Health checks that confirm a node is reachable are not equivalent to health checks that confirm a node is functioning correctly; stalled nodes with degraded replication lag should not pass active health checks.
When a service has many dependents and goes latent rather than failing hard, the cascading impact on shared compute resources can be far worse than a clean hard failure.
A rollback in a distributed system is not a true revert to a prior state; the rolled-back software runs against a production environment that has changed since the previous version was in service, and interactions with recent configuration changes can create entirely new failure modes.

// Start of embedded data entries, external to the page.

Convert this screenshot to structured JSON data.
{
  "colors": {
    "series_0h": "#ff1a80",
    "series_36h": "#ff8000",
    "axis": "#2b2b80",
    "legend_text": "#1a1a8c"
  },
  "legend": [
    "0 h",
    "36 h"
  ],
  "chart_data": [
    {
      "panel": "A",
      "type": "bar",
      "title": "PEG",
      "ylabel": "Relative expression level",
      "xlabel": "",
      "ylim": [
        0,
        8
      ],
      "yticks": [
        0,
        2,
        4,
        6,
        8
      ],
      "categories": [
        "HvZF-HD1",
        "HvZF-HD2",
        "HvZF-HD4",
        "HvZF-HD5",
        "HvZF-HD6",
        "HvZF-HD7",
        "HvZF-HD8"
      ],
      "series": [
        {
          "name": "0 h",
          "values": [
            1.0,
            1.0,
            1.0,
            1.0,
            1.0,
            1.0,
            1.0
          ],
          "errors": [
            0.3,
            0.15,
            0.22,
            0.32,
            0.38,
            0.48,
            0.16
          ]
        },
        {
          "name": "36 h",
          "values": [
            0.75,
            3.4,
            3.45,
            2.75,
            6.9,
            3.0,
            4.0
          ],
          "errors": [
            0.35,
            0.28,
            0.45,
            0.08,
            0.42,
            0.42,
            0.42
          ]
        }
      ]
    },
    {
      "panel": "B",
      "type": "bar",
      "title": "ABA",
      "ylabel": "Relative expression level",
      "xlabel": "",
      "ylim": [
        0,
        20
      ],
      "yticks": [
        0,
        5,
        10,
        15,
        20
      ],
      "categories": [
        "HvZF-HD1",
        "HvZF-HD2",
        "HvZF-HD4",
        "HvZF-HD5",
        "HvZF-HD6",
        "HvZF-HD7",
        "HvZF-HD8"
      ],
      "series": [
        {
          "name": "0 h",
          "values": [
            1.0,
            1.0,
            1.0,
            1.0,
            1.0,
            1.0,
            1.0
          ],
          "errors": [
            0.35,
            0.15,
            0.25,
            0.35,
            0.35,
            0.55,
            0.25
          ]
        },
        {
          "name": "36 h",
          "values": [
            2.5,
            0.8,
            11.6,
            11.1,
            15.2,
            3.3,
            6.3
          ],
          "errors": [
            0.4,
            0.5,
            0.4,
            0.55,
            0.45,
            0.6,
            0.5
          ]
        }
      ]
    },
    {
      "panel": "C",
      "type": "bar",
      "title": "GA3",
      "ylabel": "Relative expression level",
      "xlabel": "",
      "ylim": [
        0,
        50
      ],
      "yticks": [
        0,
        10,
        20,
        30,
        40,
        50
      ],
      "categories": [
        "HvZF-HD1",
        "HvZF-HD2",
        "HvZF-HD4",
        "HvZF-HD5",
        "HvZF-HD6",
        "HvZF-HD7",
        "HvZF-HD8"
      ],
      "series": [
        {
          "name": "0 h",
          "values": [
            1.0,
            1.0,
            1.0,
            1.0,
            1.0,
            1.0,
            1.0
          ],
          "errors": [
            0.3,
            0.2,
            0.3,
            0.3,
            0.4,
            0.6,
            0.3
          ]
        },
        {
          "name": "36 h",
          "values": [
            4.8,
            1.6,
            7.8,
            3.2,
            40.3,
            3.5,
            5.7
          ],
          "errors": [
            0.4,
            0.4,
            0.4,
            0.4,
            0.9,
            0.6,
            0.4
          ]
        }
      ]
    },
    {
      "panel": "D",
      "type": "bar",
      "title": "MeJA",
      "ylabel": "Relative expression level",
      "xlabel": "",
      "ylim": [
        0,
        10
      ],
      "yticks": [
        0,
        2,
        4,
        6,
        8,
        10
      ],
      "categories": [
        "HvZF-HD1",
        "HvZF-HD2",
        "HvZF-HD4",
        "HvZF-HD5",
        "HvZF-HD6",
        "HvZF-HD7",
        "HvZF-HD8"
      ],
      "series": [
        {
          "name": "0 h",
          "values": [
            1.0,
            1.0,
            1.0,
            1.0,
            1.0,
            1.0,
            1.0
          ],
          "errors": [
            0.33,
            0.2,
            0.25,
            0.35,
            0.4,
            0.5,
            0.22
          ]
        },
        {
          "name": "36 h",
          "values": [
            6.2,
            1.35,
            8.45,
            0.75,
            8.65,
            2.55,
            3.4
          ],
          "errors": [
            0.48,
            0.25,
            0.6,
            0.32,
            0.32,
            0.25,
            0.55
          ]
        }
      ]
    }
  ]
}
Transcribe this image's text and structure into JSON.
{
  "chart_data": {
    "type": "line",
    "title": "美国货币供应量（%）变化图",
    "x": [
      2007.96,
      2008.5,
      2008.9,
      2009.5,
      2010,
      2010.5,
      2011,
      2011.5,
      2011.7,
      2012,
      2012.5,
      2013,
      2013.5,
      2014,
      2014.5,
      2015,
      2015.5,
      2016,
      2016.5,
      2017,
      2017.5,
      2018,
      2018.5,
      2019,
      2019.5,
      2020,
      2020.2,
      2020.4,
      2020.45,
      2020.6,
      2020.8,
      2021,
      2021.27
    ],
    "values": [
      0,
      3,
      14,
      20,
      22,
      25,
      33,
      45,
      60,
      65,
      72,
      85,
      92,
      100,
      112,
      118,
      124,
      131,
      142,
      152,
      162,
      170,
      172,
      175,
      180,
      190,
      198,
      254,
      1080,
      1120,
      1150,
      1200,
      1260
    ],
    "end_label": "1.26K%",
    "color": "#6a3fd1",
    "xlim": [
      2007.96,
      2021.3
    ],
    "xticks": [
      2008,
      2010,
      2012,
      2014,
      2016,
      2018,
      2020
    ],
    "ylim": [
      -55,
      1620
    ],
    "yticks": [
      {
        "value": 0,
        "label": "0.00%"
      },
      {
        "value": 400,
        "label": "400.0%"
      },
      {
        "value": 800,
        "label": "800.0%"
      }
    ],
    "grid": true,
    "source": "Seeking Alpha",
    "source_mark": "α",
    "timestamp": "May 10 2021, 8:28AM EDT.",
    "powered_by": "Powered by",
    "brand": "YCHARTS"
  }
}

When an incident recurs with the same symptoms, the natural assumption is recurrence of the same problem; the second outage demonstrated that identical symptoms can have a different root cause, and mitigation playbooks should include explicit checks rather than just pattern-matching.

Action items

Add monitoring that alerts when any database node stops emitting replication lag metrics, even if the node continues to respond as healthy to active checks.
Implement a circuit breaker that fires when a shard enters a state consistent with an election failure before the primary has officially failed.
Introduce additional fault isolation between individual database shards and the API worker pool to prevent a single shard's unavailability from exhausting shared compute resources.
Add circuit-breaking on repeated failed operations targeting specific database clusters, limiting the retry amplification that accelerates resource starvation.
Introduce tooling safeguards and rollback verification procedures that check for known configuration-version interactions before applying a database version rollback under incident conditions.
Work with the database software maintainers to produce a fix for the underlying election protocol bug that manifests when multiple nodes stall simultaneously.